Study represents a shifting paradigm
The study provides guidelines for future research on how variants in DNA, particularly those in the noncoding genome, constituting 93 per cent of all disease-associated variants, more generally affect the development of common diseases, such as diabetes and cardiac diseases. The study is the first of its kind, and sets the standard for a new era in obtaining knowledge about personalised treatment of a variety of conditions and diseases.
A key aspect is that the study has a ground-breaking interdisciplinary approach, with the combination of computational/bioinformatic and experimental analyses.

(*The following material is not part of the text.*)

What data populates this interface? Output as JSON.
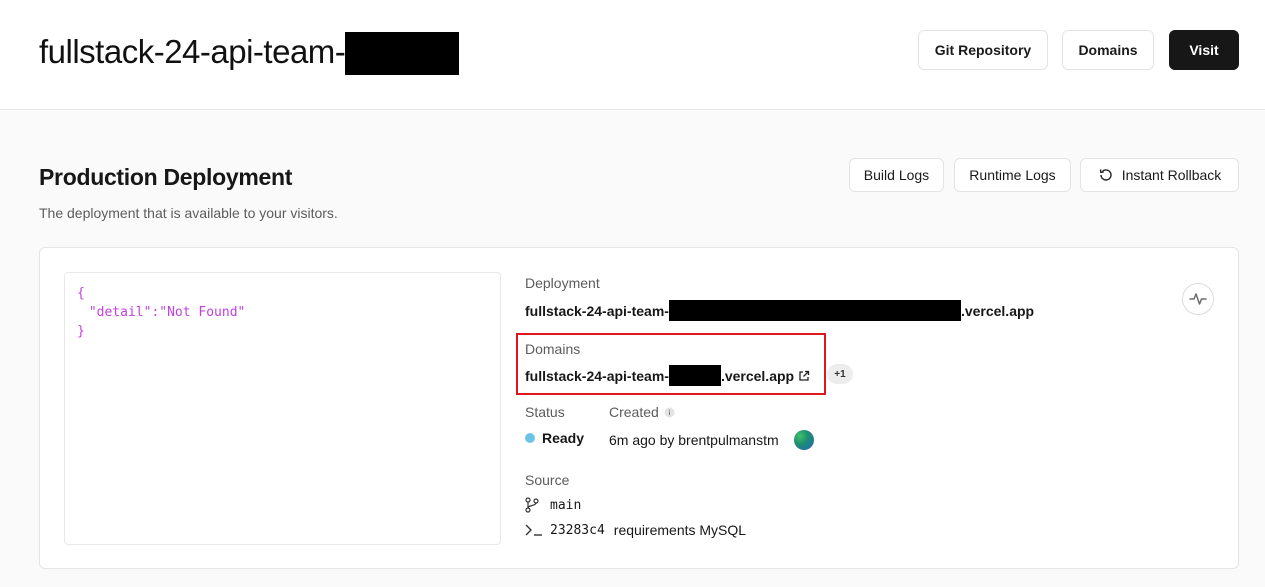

“The study is the first of its kind to combine various state-of-the-art methods, and provides a new framework for how one can unravel the mechanisms behind genetic variants in common diseases. We expect that the study will inspire others researchers to use a similar approach, and finally be able to take the necessary step from association studies to the mapping of the precise mechanisms underlying the risk of disease. We must find these mechanisms, that is, the concrete parts of the DNA that are involved, the proteins affected, as well as the effects on the cells and the body. First then we may fully realise the hope of personalised medicine in the decades to come. Our study represents great progress, and symbolises the start of a new era, a paradigm shift,” concludes Dankel.
The analysis in the study include mapping of epigenetic status in more than 100 tissue and cell types and DNA areas with evolutionarily conserved functions. A number of analyses in human cells and transgenic mice were then performed, including elegant genetic manipulation using CRISPR-Cas9 in human cells.
Dr. Melina Claussnitz and Professor Manolis Kellis at Harvard / Broad Institute / MIT are respectively first and senior author of the study. Professor Gunnar Mellgren, PhD Candidate Christine Haugen, and others in the Hormone Laboratory Research Group at Haukeland University Hospital/UiB also contributed.